The most significant takeaways include:
- Critic regularization (CR) methods exhibit limited effectiveness in enhancing performance. When using network or plasticity regularization, CR leads to reduced performance.
- Periodical network resetting is the most robust intervention across two benchmarks in a high replay ratio regime, and highly surpasses other plasticity regularization techniques in both robustness and performance.
- Layer norm is essential for some environments.

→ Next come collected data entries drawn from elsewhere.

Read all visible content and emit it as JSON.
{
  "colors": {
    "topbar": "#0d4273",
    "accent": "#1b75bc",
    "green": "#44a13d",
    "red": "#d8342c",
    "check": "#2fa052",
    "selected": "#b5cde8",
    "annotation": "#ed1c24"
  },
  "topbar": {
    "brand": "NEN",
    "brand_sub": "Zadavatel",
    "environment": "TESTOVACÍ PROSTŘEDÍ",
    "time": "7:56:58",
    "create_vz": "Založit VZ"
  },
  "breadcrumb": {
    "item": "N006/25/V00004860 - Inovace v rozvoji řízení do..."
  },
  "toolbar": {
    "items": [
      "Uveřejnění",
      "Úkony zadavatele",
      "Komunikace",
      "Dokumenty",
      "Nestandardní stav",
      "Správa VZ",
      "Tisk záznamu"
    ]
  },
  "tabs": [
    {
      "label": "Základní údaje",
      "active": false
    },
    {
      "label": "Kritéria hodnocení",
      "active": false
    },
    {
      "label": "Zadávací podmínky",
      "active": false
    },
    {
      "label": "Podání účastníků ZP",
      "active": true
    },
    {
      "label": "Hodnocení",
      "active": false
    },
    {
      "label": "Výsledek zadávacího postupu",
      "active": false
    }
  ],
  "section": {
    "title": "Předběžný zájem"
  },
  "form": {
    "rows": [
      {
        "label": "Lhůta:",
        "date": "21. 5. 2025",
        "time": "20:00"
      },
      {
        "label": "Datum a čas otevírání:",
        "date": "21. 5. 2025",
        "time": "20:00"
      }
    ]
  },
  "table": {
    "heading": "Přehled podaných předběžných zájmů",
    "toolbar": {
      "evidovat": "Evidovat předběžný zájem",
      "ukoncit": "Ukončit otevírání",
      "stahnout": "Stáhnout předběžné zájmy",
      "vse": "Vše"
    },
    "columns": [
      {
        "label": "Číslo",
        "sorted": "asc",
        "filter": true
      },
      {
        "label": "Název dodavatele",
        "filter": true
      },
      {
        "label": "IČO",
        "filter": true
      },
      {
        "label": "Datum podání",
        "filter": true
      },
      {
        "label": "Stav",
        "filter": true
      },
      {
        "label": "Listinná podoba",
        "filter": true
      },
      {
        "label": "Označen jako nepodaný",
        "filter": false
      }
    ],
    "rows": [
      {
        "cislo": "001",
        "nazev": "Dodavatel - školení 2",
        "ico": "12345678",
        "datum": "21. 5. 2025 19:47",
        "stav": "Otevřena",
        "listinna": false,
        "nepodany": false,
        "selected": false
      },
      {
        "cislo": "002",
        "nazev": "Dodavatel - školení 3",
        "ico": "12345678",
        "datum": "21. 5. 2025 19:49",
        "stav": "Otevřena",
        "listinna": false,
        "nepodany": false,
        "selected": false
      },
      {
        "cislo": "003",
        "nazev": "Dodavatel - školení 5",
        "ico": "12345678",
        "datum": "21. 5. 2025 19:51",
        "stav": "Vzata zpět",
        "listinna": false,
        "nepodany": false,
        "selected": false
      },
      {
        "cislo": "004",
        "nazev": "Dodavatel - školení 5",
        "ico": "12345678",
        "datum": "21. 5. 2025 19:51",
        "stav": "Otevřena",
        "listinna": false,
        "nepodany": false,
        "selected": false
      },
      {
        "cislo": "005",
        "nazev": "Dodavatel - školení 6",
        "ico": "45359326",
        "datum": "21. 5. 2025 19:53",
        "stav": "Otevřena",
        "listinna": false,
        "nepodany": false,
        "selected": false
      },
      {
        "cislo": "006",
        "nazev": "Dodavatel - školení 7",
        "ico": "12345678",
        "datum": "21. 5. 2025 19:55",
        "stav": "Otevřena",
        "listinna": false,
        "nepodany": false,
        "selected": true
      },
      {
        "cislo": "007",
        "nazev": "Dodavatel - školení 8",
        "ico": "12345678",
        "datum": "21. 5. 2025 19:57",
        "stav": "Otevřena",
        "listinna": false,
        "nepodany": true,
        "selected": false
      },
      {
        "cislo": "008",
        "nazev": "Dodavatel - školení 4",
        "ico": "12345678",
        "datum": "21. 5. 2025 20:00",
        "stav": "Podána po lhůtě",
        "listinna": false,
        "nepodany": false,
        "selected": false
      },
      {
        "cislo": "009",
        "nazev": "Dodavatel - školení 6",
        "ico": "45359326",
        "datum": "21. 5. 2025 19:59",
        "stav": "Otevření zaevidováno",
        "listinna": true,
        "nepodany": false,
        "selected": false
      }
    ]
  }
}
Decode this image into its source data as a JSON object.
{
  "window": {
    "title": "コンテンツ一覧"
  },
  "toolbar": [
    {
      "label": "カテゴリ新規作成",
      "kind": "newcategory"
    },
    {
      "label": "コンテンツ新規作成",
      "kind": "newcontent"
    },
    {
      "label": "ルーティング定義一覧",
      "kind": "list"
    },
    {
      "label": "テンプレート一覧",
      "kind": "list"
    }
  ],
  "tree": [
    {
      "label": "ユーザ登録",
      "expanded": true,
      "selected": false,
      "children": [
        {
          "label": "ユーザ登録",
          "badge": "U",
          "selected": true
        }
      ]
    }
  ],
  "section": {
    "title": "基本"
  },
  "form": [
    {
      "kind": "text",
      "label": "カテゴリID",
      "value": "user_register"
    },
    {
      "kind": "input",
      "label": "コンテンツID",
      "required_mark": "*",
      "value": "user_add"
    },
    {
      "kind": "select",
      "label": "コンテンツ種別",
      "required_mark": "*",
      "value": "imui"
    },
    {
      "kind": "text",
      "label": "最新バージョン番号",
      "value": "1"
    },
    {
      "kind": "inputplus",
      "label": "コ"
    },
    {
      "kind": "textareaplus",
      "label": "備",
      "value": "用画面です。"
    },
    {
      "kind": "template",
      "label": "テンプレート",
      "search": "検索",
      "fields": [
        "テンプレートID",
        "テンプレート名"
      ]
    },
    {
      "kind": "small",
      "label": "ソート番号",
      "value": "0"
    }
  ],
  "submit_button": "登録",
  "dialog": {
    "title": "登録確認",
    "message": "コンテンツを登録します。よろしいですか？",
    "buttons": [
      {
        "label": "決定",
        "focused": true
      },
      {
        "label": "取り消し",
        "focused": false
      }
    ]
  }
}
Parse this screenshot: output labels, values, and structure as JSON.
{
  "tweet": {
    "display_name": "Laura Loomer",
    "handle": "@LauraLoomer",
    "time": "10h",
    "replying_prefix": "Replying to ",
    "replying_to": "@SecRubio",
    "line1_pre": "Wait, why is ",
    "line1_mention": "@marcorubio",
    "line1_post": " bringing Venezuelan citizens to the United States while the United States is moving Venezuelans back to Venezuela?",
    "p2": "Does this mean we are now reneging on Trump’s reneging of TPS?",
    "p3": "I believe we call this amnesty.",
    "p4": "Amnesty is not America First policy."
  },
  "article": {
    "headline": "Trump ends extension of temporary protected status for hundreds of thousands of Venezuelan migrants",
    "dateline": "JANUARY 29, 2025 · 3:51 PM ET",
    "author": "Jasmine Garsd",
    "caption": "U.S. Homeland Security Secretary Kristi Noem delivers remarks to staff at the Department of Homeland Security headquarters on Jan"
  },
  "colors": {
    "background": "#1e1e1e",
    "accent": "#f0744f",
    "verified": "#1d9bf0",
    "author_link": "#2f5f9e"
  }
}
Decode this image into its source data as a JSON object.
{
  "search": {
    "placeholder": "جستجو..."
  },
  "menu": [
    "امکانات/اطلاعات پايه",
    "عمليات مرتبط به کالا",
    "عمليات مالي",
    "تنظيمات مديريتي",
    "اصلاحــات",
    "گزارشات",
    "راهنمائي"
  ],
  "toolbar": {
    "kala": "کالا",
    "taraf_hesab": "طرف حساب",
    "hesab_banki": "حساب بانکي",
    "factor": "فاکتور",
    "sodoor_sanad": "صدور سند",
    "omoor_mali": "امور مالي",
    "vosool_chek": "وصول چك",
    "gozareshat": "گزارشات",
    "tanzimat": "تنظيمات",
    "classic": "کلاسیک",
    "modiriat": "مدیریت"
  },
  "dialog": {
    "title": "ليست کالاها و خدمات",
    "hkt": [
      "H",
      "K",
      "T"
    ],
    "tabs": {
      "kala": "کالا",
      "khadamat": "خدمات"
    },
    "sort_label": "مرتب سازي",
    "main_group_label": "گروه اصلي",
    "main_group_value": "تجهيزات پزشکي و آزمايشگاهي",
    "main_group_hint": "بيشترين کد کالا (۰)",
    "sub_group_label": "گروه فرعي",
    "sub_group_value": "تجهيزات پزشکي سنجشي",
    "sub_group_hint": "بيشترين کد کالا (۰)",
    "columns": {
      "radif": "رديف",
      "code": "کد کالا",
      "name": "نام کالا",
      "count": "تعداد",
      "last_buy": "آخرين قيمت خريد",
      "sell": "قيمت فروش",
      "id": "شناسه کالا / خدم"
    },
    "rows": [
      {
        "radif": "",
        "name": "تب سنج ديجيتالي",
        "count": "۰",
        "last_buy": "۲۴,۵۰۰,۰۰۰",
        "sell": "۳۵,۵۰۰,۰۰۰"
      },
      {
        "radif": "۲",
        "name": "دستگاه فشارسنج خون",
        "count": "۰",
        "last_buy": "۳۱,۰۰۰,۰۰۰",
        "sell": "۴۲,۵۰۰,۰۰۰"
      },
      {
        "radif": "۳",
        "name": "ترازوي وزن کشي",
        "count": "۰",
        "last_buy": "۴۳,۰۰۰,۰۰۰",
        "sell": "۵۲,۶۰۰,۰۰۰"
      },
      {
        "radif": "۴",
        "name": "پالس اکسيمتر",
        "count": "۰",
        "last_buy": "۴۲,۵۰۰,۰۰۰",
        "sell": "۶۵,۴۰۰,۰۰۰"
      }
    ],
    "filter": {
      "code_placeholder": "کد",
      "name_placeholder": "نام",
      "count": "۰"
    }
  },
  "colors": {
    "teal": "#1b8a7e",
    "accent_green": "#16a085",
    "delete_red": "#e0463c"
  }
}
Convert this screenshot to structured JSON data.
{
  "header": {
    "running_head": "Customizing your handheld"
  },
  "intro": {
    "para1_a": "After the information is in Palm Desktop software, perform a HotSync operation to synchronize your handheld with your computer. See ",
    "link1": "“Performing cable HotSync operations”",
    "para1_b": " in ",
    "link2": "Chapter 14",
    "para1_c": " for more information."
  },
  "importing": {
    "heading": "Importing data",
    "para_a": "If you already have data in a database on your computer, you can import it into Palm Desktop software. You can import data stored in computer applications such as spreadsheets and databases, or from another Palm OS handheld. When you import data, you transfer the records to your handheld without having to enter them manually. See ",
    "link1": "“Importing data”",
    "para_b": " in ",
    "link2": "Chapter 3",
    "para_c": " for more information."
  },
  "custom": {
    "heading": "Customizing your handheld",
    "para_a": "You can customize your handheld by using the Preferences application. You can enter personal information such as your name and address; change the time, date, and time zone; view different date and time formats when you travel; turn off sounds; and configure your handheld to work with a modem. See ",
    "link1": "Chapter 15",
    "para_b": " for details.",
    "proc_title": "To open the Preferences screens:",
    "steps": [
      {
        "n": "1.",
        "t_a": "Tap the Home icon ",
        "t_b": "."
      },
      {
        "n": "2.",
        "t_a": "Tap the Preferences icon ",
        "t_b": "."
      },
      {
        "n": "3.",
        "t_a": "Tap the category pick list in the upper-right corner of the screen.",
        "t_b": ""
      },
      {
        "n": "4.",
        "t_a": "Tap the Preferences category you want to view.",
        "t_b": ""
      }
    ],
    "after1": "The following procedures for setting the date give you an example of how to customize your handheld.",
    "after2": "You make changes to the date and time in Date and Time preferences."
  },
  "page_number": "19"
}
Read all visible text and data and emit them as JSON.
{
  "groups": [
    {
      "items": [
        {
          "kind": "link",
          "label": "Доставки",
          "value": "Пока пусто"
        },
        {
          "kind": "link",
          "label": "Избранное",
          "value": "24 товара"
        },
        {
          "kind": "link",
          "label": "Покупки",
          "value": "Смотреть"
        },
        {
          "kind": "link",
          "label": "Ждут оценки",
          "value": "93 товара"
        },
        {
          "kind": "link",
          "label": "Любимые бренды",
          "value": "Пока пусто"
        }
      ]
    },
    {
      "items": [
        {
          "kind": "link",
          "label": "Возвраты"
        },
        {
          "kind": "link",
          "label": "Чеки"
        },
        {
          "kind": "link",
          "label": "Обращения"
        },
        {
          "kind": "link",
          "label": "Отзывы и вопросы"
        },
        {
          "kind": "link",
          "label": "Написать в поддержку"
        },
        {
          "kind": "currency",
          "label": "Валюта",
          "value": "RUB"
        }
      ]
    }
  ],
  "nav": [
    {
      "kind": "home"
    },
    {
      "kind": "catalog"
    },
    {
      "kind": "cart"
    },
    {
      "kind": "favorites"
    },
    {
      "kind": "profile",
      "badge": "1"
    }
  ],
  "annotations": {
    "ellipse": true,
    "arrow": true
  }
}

- When considering network regularization approaches, layer norm is generally recommended for DeepMind Control Suite tasks, while spectral norm is more effective for MetaWorld benchmarks. When considering a diverse range of tasks, we find spectral norm to be more robust than layer norm. Weight decay has generally low performance when used alone with Soft Actor-Critic.
Summary
The research paper described above will be presented at the upcoming ICML (International Conference on Machine Learning) 2024 in Vienna, Austria—one of the leading Machine Learning and Reinforcement Learning conferences in the world.
The Tooploox-submitted paper is the work of a team of researchers consisting of Michał Nauman, Michał Bortkiewicz, Piotr Miłoś, Tomasz Trzciński, Mateusz Ostaszewski, and Marek Cygan, from institutions such as Tooploox, the University of Warsaw, Warsaw University of Technology, and the Polish Academy of Science. The full findings of the research can be found in the published arXiv paper.